Weekly Brief: Automakers See US as Ripe for EV Revolution

Toyota is back on the electric vehicle bandwagon.
The carmaker plans to debut two EVs in the US this year and bring them to market in 2022, the carmaker announced last week. While details of the vehicles are scant – we know that one of them will be a crossover, and that’s about it – the announcement is further proof that the American market is shifting dramatically toward electrification. Toyota hasn’t released an EV in America since it discontinued the RAV4 EV back in 2014. In the meantime it has hedged its bets with hybrid vehicles, led by the path-finding Prius. That was fine during four years of Donald Trump but now that Joe Biden has been sworn in as the 46th president and has made EVs a cornerstone of his plan for creating green jobs and enacting climate justice, the conversation has changed.
In the past month General Motors has pledged full electrification by 2035 and Ford has promised a $22Bn investment in EVs by 2025. It’s no surprise, then, to see Toyota rushing to stay abreast of the competition. Back in 2014 the carmaker didn’t put much weight behind its EV efforts. The RAV4 was only available in California. Toyota says that its two new EVs will be available in all 50 states.

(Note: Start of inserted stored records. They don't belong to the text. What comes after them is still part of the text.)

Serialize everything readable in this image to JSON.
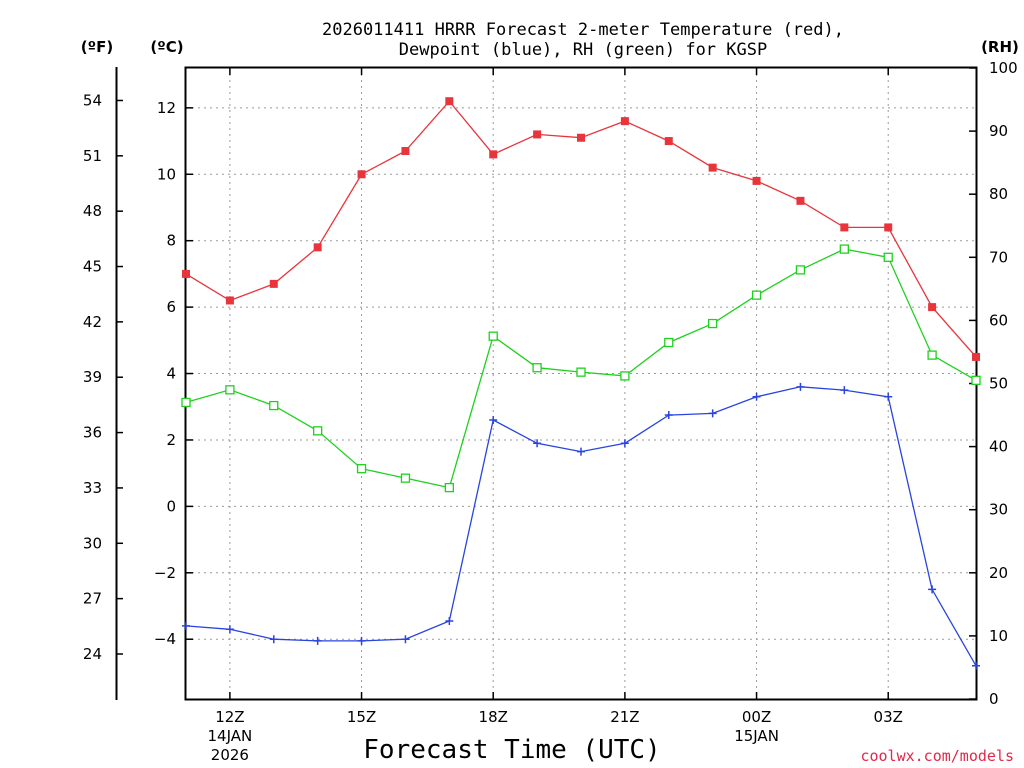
{
  "chart_data": {
    "type": "line",
    "title_lines": [
      "2026011411 HRRR Forecast 2-meter Temperature (red),",
      "Dewpoint (blue), RH (green) for KGSP"
    ],
    "xlabel": "Forecast Time (UTC)",
    "credit": "coolwx.com/models",
    "units": {
      "fahrenheit": "(ºF)",
      "celsius": "(ºC)",
      "rh": "(RH)"
    },
    "hours": [
      11,
      12,
      13,
      14,
      15,
      16,
      17,
      18,
      19,
      20,
      21,
      22,
      23,
      24,
      25,
      26,
      27,
      28,
      29
    ],
    "x_ticks": [
      {
        "hour": 12,
        "label": "12Z",
        "date": "14JAN",
        "year": "2026"
      },
      {
        "hour": 15,
        "label": "15Z",
        "date": "",
        "year": ""
      },
      {
        "hour": 18,
        "label": "18Z",
        "date": "",
        "year": ""
      },
      {
        "hour": 21,
        "label": "21Z",
        "date": "",
        "year": ""
      },
      {
        "hour": 24,
        "label": "00Z",
        "date": "15JAN",
        "year": ""
      },
      {
        "hour": 27,
        "label": "03Z",
        "date": "",
        "year": ""
      }
    ],
    "xlim": [
      11,
      29
    ],
    "celsius_axis": {
      "range": [
        -5.8,
        13.2
      ],
      "ticks": [
        -4,
        -2,
        0,
        2,
        4,
        6,
        8,
        10,
        12
      ]
    },
    "fahrenheit_axis": {
      "ticks": [
        24,
        27,
        30,
        33,
        36,
        39,
        42,
        45,
        48,
        51,
        54
      ]
    },
    "rh_axis": {
      "range": [
        0,
        100
      ],
      "ticks": [
        0,
        10,
        20,
        30,
        40,
        50,
        60,
        70,
        80,
        90,
        100
      ]
    },
    "series": [
      {
        "name": "Temperature",
        "axis": "celsius",
        "color": "#e8353b",
        "marker": "filled-square",
        "values": [
          7.0,
          6.2,
          6.7,
          7.8,
          10.0,
          10.7,
          12.2,
          10.6,
          11.2,
          11.1,
          11.6,
          11.0,
          10.2,
          9.8,
          9.2,
          8.4,
          8.4,
          6.0,
          4.5
        ]
      },
      {
        "name": "Dewpoint",
        "axis": "celsius",
        "color": "#2a44e0",
        "marker": "plus",
        "values": [
          -3.6,
          -3.7,
          -4.0,
          -4.05,
          -4.05,
          -4.0,
          -3.45,
          2.6,
          1.9,
          1.65,
          1.9,
          2.75,
          2.8,
          3.3,
          3.6,
          3.5,
          3.3,
          -2.5,
          -4.8
        ]
      },
      {
        "name": "RH",
        "axis": "rh",
        "color": "#1ed11e",
        "marker": "open-square",
        "values": [
          47,
          49,
          46.5,
          42.5,
          36.5,
          35,
          33.5,
          57.5,
          52.5,
          51.8,
          51.2,
          56.5,
          59.5,
          64,
          68,
          71.3,
          70,
          54.5,
          50.5
        ]
      }
    ]
  }
}
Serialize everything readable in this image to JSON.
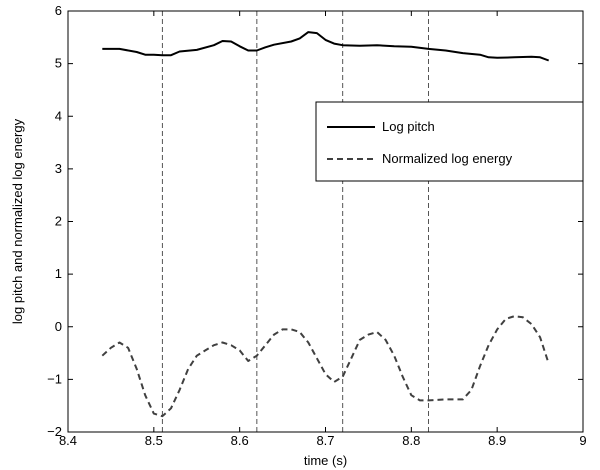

Toyota wasn’t the only one making EV headlines last week. Democrats in the US House of Representatives started their push to extend EV tax credits beyond the 200,000 vehicle threshold, which both GM and Tesla have already surpassed. The reintroduced Green Act would set a new cap for EV sales at 600,000 vehicles, with a maximum tax credit of $7,000 per vehicle. Buyers of used EVs would receive up to a $2,500 tax credit.
Kia said that it plans to have 11 EVs on the market in the US by 2026. One of those EVs will not be the new Apple car, however. Rumors swirled two weeks ago that Apple and Hyundai were on the precipice of signing a deal that would have seen an all-electric, fully autonomous Apple Car manufactured at a Kia plant in Georgia. Hyundai says that it is no longer in conversations with Apple.
With the Apple Car out, maybe Hyundai will have more time to focus on a cutting-edge walking car instead. Last week the carmaker unveiled a concept car dubbed the Tiger X-1, whose wheels can operate in a traditional four-wheel drive or can transform into a four-legged walking machine that can traverse extreme terrain. The concept car is loaded with self-driving tech and sensors and has a payload that can carry cargo such as emergency aid to remote locations. Paul Myles has all the details.
Meanwhile Tesla’s Elon Musk sat down on the “Joe Rogan Experience” podcast and talked about his plans to turn the next generation Roadster into a hovercraft. The Roadster, according to Musk, will come in a standard version that has a conventional rear seat or a SpaceX version that replaces the backseat with cold air thrusters and “a high-pressure carbon overwrapped pressure vessel, something at around 10,000 psi”. The thrusters and pressure vessel would allow the Roadster to elevate about a meter off the ground, Musk said.
“I want it to hover and I was trying to figure out how to make this thing hover without, you know, killing people.” How Elon Muskian of him. Musk has been known to throw out ideas that never come to fruition in the past, or that take years to find their way into production-ready vehicles. Are rocket thrusters really likely to appear on the next generation of the Roadster, due out in 2022? Of course not. Did he succeed in making me write about his company yet again, thus keeping Tesla perpetually top of mind? Alas, he did.